Entertainment: DJs with a carefully curated playlist are often a good bet for parties abroad. There might be some logistical considerations when it comes to flying acts in or sourcing the right calibre locally, but where possible a few options that showcase the local culture will be well received.
Dress code: Pick a dress code that people can easily pack in their suitcase.
Invitations: Give as much notice and detail as you can: location, timings, distances, will people need to take time off to travel? A ‘save the date’ can go out from nine months before the event, with invitations sent two to three months prior. You can also send out a taster of what guests might expect at the party, such as a box containing a mix for the signature cocktail that will be served on the night. These personal touches can really lift an invitation and turn it into something special.
Top tip from Paul Thomas: For a large-scale event ask your florist to develop a mood board for the look and ambience you want to create. I love to take clients to the flower market with me. A few hours of research there will help no end with budgeting and inspiration.
Guests: It is an intimate occasion, so best to have around five to ten guests for the right ambience.
Food: You can get creative when it comes to presentation, but I’m a bit of a traditionalist when it comes to ingredients. I love the classics: finger sandwiches, pastries and, of course, scones with clotted cream and strawberry jam.
Drinks: Classic champagne is a must, or if you’d like to be a bit more quirky, how about a tea-based cocktail?
Time: 3-5pm. Much later and it moves into cocktail hour!
Entertainment: You could hire a pianist or maybe a harpist, but nothing too intrusive. For a contemporary twist, hire a DJ, but remember that entertainment for afternoon tea is only ever a subtle addition.

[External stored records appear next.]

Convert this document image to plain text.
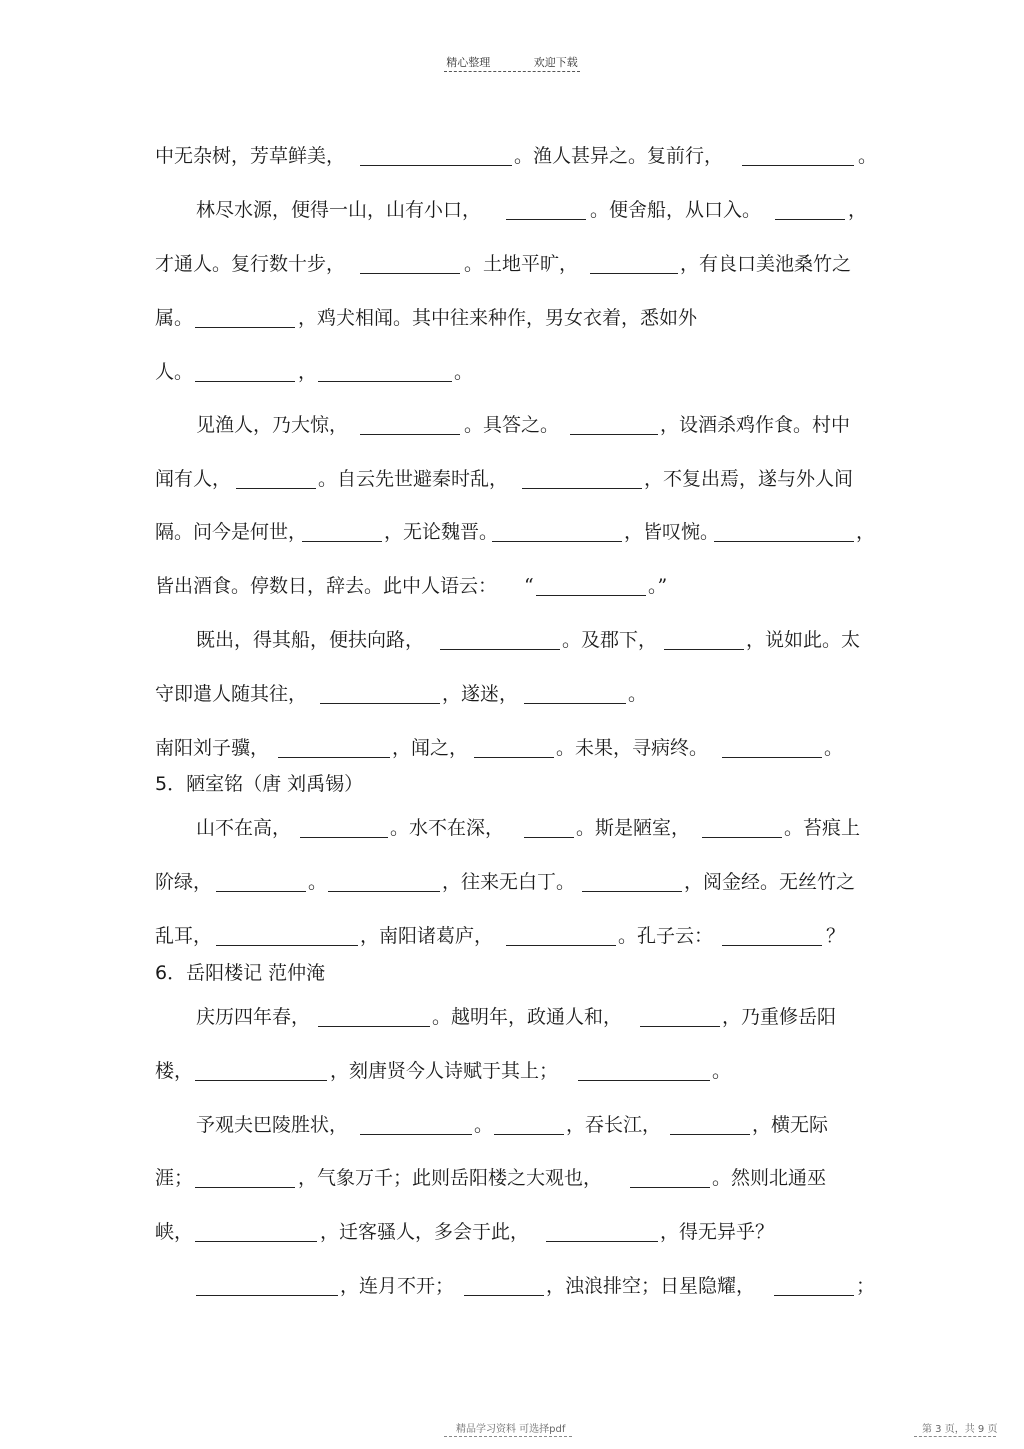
精心整理	欢迎下载
中无杂树，芳草鲜美，	。渔人甚异之。复前行，	。
林尽水源，便得一山，山有小口，	。便舍船，从口入。	，
才通人。复行数十步，	。土地平旷，	，有良口美池桑竹之
属。	，鸡犬相闻。其中往来种作，男女衣着，悉如外
人。	，	。
见渔人，乃大惊，	。具答之。	，设酒杀鸡作食。村中
闻有人，	。自云先世避秦时乱，	，不复出焉，遂与外人间
隔。问今是何世，	，无论魏晋。	，皆叹惋。	，
皆出酒食。停数日，辞去。此中人语云： “	。”
既出，得其船，便扶向路，	。及郡下，	，说如此。太
守即遣人随其往，	，遂迷，	。
南阳刘子骥，	，闻之，	。未果，寻病终。	。
5．陋室铭（唐 刘禹锡）
山不在高，	。水不在深，	。斯是陋室，	。苔痕上
阶绿，	。	，往来无白丁。	，阅金经。无丝竹之
乱耳，	，南阳诸葛庐，	。孔子云：	？
6．岳阳楼记 范仲淹
庆历四年春，	。越明年，政通人和，	，乃重修岳阳
楼，	，刻唐贤今人诗赋于其上；	。
予观夫巴陵胜状，	。	，吞长江，	，横无际
涯；	，气象万千；此则岳阳楼之大观也，	。然则北通巫
峡，	，迁客骚人，多会于此，	，得无异乎？
，连月不开；	，浊浪排空；日星隐耀，	；
精品学习资料 可选择pdf	第 3 页，共 9 页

Dress code: This is a good opportunity to dress up. I’d call for cocktail attire – dress and heels – to inject the right kind of elegance.

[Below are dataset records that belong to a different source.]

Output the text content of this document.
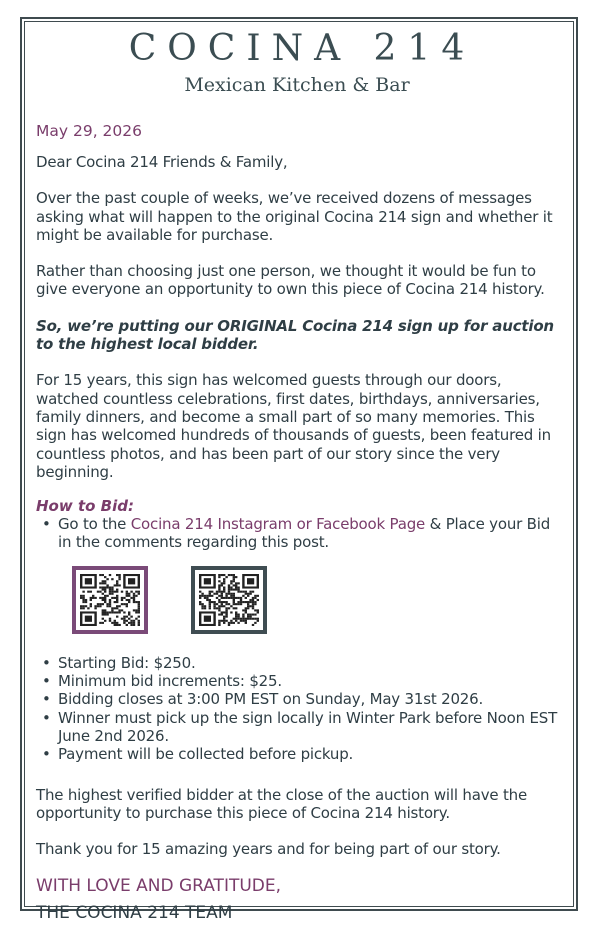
COCINA 214
Mexican Kitchen & Bar
May 29, 2026

Dear Cocina 214 Friends & Family,

Over the past couple of weeks, we’ve received dozens of messages asking what will happen to the original Cocina 214 sign and whether it might be available for purchase.

Rather than choosing just one person, we thought it would be fun to give everyone an opportunity to own this piece of Cocina 214 history.

So, we’re putting our ORIGINAL Cocina 214 sign up for auction to the highest local bidder.

For 15 years, this sign has welcomed guests through our doors, watched countless celebrations, first dates, birthdays, anniversaries, family dinners, and become a small part of so many memories. This sign has welcomed hundreds of thousands of guests, been featured in countless photos, and has been part of our story since the very beginning.

How to Bid:
• Go to the Cocina 214 Instagram or Facebook Page & Place your Bid in the comments regarding this post.
• Starting Bid: $250.
• Minimum bid increments: $25.
• Bidding closes at 3:00 PM EST on Sunday, May 31st 2026.
• Winner must pick up the sign locally in Winter Park before Noon EST June 2nd 2026.
• Payment will be collected before pickup.

The highest verified bidder at the close of the auction will have the opportunity to purchase this piece of Cocina 214 history.

Thank you for 15 amazing years and for being part of our story.

WITH LOVE AND GRATITUDE,
THE COCINA 214 TEAM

Catering: A good catering company will be able to turn their hand to different occasions and work collaboratively with the host to deliver stand-out food and drink. I often use Last Supper, Urban Caprice and Bubble Food. It’s essential to agree the brief and budget right from the start and to do a menu tasting.
Party favours: Guests will rarely finish afternoon tea, so a beautifully packaged box of leftover goodies is always a welcome treat, perhaps accompanied by a blend of the tea that was served.
Top tip from Paul Thomas: Selecting the right hue of flower can make all the difference. It’s good to choose an accent colour from the room so your arrangement is in harmony with the space. Other factors to consider are the season: hot clashing colours for autumn, and soft pastel shades for early summer.